Lula tem sido cauteloso ao tratar do tema, mas afirmou que “não vai ter garimpo em terras indígenas” caso seja eleito: “Eu, sinceramente, não acho que a gente precise fazer mineração na Amazônia, se tiver algum minério que seja imprescindível para o país vamos discutir. Vamos discutir com a sociedade brasileira, vamos discutir com o povo da Amazônia”, afirmou o presidente em entrevista para a Rádio Difusora de Manaus.

Em junho deste ano, uma pesquisa realizada pelo Instituto da Democracia e da Democratização da Comunicação (INCT-IDDC) intitulada “A Cara da Democracia”, mostrou que 76,2% dos entrevistados são contra a permissão para mineração nas terras indígenas.

Dados da “Calculadora de Impactos do Garimpo Ilegal de Ouro”, elaborada pelo Ministério Público Federal (MPF), apontam que cada quilo de ouro ilegal extraído da Amazônia gera até R$ 2 milhões em prejuízos ambientais e à saúde humana.Estudo da Fiocruz em parceria com a Universidade do Oeste do Pará, realizados entre 2015 e 2019, apontam  que a contaminação de povos indígenas e populações ribeirinhas pelo mercúrio usado na depuração do ouro chega a superar os níveis tolerados pela Organização Mundial da Saúde (OMS).

Contra as evidências científicas, garimpeiros que têm na figura de Bolsonaro  a esperança de manterem atividades ilegais em áreas protegidas da Amazônia e citam, como o presidente, que a legalização da atividade diz respeito a questão social, de oferta de trabalho e tradição. 

Na prática, o garimpo que é realizado na Amazônia em nada se parece com o garimpo artesanal como conhecemos, sem uso de máquinas pesadas e de substâncias tóxicas como ocorre hoje.

Um estudo do Instituto Socioambiental (ISA), realizado com dados do índice social dos municípios de 2021, mostra que a exploração mineral predatória não só não promove o desenvolvimento como derruba os indicadores sociais onde ocorre. “A ideia de que a atividade traz progresso, portanto, é um mito”, aponta o estudo.  

O Índice de Progresso Social (IPS) médio dos municípios amazônicos afetados pelo garimpo (52,4) está abaixo da média para a Amazônia, de  54,5, e bem abaixo da média nacional, de 63,3. 

Para se ter uma ideia da situação, segundo os resultados do ISA, os municípios de Roraima com presença de garimpo tem um IPS médio 7% mais baixo que o da Amazônia e 20% menor que o do Brasil. No Pará, os municípios garimpeiros têm um IPS médio 5% menor que o da Amazônia e 18% menor que o nacional.

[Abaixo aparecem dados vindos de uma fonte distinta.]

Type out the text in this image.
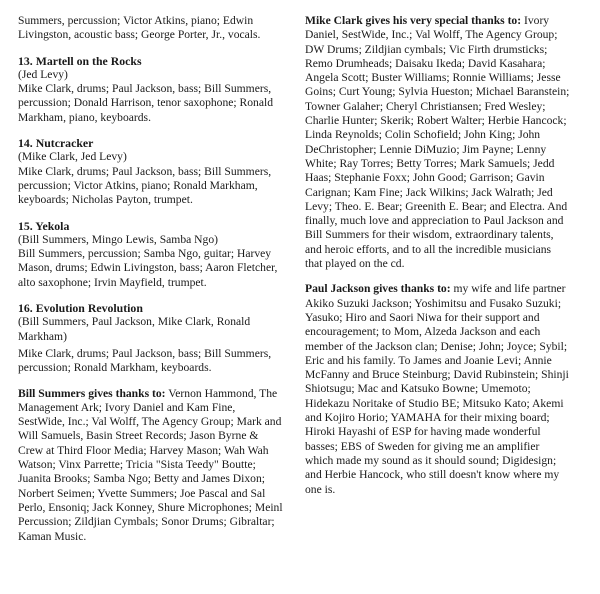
Summers, percussion; Victor Atkins, piano; Edwin Livingston, acoustic bass; George Porter, Jr., vocals.

13. Martell on the Rocks

(Jed Levy)

Mike Clark, drums; Paul Jackson, bass; Bill Summers, percussion; Donald Harrison, tenor saxophone; Ronald Markham, piano, keyboards.

14. Nutcracker

(Mike Clark, Jed Levy)

Mike Clark, drums; Paul Jackson, bass; Bill Summers, percussion; Victor Atkins, piano; Ronald Markham, keyboards; Nicholas Payton, trumpet.

15. Yekola

(Bill Summers, Mingo Lewis, Samba Ngo)

Bill Summers, percussion; Samba Ngo, guitar; Harvey Mason, drums; Edwin Livingston, bass; Aaron Fletcher, alto saxophone; Irvin Mayfield, trumpet.

16. Evolution Revolution

(Bill Summers, Paul Jackson, Mike Clark, Ronald Markham)

Mike Clark, drums; Paul Jackson, bass; Bill Summers, percussion; Ronald Markham, keyboards.

Bill Summers gives thanks to: Vernon Hammond, The Management Ark; Ivory Daniel and Kam Fine, SestWide, Inc.; Val Wolff, The Agency Group; Mark and Will Samuels, Basin Street Records; Jason Byrne & Crew at Third Floor Media; Harvey Mason; Wah Wah Watson; Vinx Parrette; Tricia "Sista Teedy" Boutte; Juanita Brooks; Samba Ngo; Betty and James Dixon; Norbert Seimen; Yvette Summers; Joe Pascal and Sal Perlo, Ensoniq; Jack Konney, Shure Microphones; Meinl Percussion; Zildjian Cymbals; Sonor Drums; Gibraltar; Kaman Music.

Mike Clark gives his very special thanks to: Ivory Daniel, SestWide, Inc.; Val Wolff, The Agency Group; DW Drums; Zildjian cymbals; Vic Firth drumsticks; Remo Drumheads; Daisaku Ikeda; David Kasahara; Angela Scott; Buster Williams; Ronnie Williams; Jesse Goins; Curt Young; Sylvia Hueston; Michael Baranstein; Towner Galaher; Cheryl Christiansen; Fred Wesley; Charlie Hunter; Skerik; Robert Walter; Herbie Hancock; Linda Reynolds; Colin Schofield; John King; John DeChristopher; Lennie DiMuzio; Jim Payne; Lenny White; Ray Torres; Betty Torres; Mark Samuels; Jedd Haas; Stephanie Foxx; John Good; Garrison; Gavin Carignan; Kam Fine; Jack Wilkins; Jack Walrath; Jed Levy; Theo. E. Bear; Greenith E. Bear; and Electra. And finally, much love and appreciation to Paul Jackson and Bill Summers for their wisdom, extraordinary talents, and heroic efforts, and to all the incredible musicians that played on the cd.

Paul Jackson gives thanks to: my wife and life partner Akiko Suzuki Jackson; Yoshimitsu and Fusako Suzuki; Yasuko; Hiro and Saori Niwa for their support and encouragement; to Mom, Alzeda Jackson and each member of the Jackson clan; Denise; John; Joyce; Sybil; Eric and his family. To James and Joanie Levi; Annie McFanny and Bruce Steinburg; David Rubinstein; Shinji Shiotsugu; Mac and Katsuko Bowne; Umemoto; Hidekazu Noritake of Studio BE; Mitsuko Kato; Akemi and Kojiro Horio; YAMAHA for their mixing board; Hiroki Hayashi of ESP for having made wonderful basses; EBS of Sweden for giving me an amplifier which made my sound as it should sound; Digidesign; and Herbie Hancock, who still doesn't know where my one is.
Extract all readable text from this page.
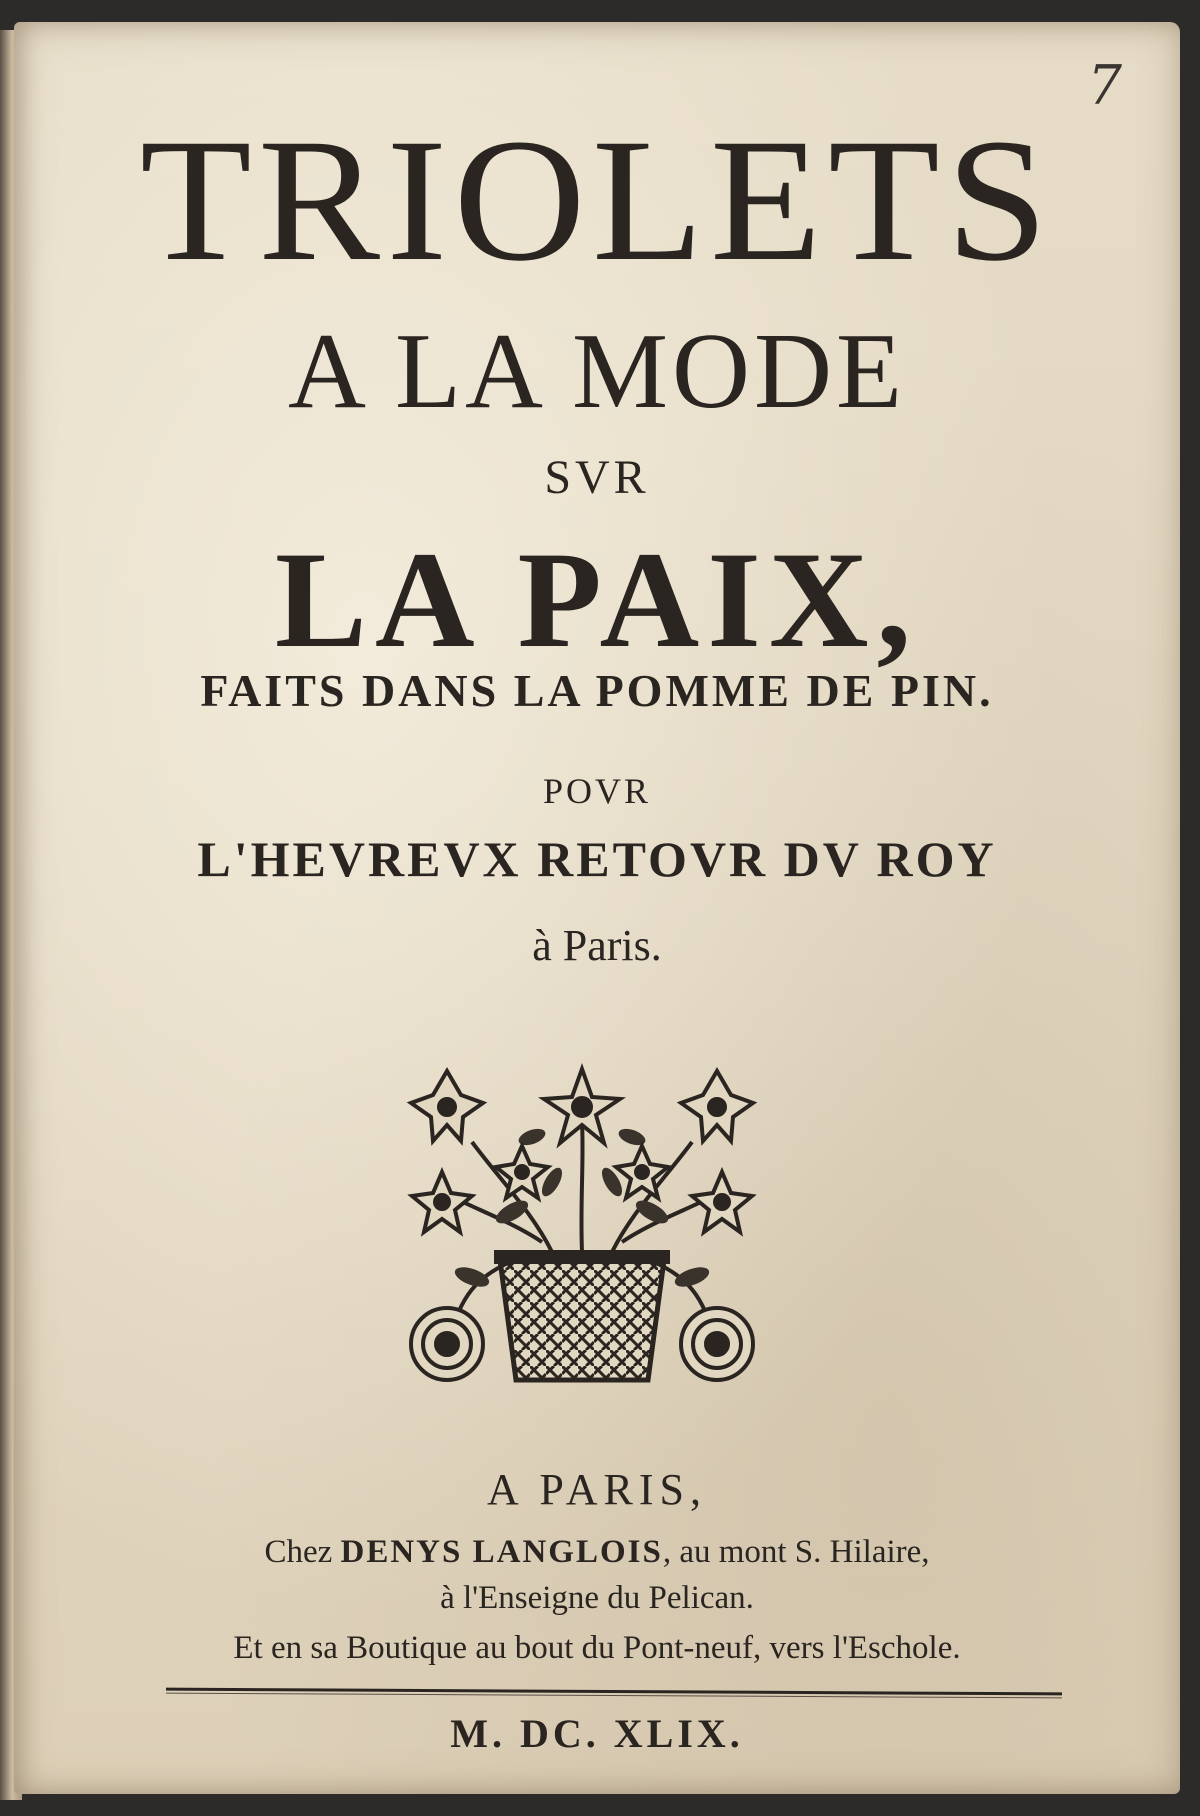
7
TRIOLETS
A LA MODE
SVR
LA PAIX,
FAITS DANS LA POMME DE PIN.
POVR
L'HEVREVX RETOVR DV ROY
à Paris.
A PARIS,
Chez DENYS LANGLOIS, au mont S. Hilaire,
à l'Enseigne du Pelican.
Et en sa Boutique au bout du Pont-neuf, vers l'Eschole.
M. DC. XLIX.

O garimpo afeta pelo menos 216 municípios e uma população estimada de 6 milhões de pessoas na Amazônia Legal, ainda de acordo com o levantamento do ISA. Todos os estados da região têm garimpo, exceto o Acre.

Garimpo na Amazônia ocupa área maior que o Rio de Janeiro 

A área ocupada pelos garimpos em terras indígenas na Amazônia mais que dobrou de tamanho na gestão Bolsonaro (entre 2018 e 2021). Dados do projeto MapBiomas mostram que mais de 19 mil hectares foram escavados de forma ilegal em territórios que deveriam estar protegidos, o equivalente a 20 mil campos de futebol.

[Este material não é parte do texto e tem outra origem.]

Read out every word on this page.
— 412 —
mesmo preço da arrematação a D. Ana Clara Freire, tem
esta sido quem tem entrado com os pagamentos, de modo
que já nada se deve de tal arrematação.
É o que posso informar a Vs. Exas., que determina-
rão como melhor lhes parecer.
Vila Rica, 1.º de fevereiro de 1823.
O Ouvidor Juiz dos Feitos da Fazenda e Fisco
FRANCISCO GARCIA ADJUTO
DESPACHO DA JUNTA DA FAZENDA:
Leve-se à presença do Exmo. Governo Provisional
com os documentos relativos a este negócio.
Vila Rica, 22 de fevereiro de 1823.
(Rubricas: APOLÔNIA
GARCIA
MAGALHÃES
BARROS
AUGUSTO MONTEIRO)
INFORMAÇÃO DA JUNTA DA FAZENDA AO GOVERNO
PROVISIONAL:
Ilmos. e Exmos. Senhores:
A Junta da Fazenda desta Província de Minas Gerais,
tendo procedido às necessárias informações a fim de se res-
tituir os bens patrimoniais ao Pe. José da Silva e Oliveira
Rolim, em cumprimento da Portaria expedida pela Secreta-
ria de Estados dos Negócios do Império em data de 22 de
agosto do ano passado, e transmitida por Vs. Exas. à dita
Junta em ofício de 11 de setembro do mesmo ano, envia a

Em toda a Amazônia, o garimpo ocupa uma área de 193 mil hectares, maior que a cidade do Rio de Janeiro, que tem 120 hectares , se apresentando como grande ameaça não só à preservação ambiental, mas também à sobrevivência das comunidades. Já a mineração industrial ocupa 66 mil hectares nos estados da Amazônia.

Em 2021, o Pará estava em primeiro lugar em termos de área degradada pela atividade, com 113,7 mil hectares, seguido pelo Mato Grosso, com 59,6 mil hectares, Rondônia, com 9,2 mil hectares, e Roraima, com 1,6 mil hectares. 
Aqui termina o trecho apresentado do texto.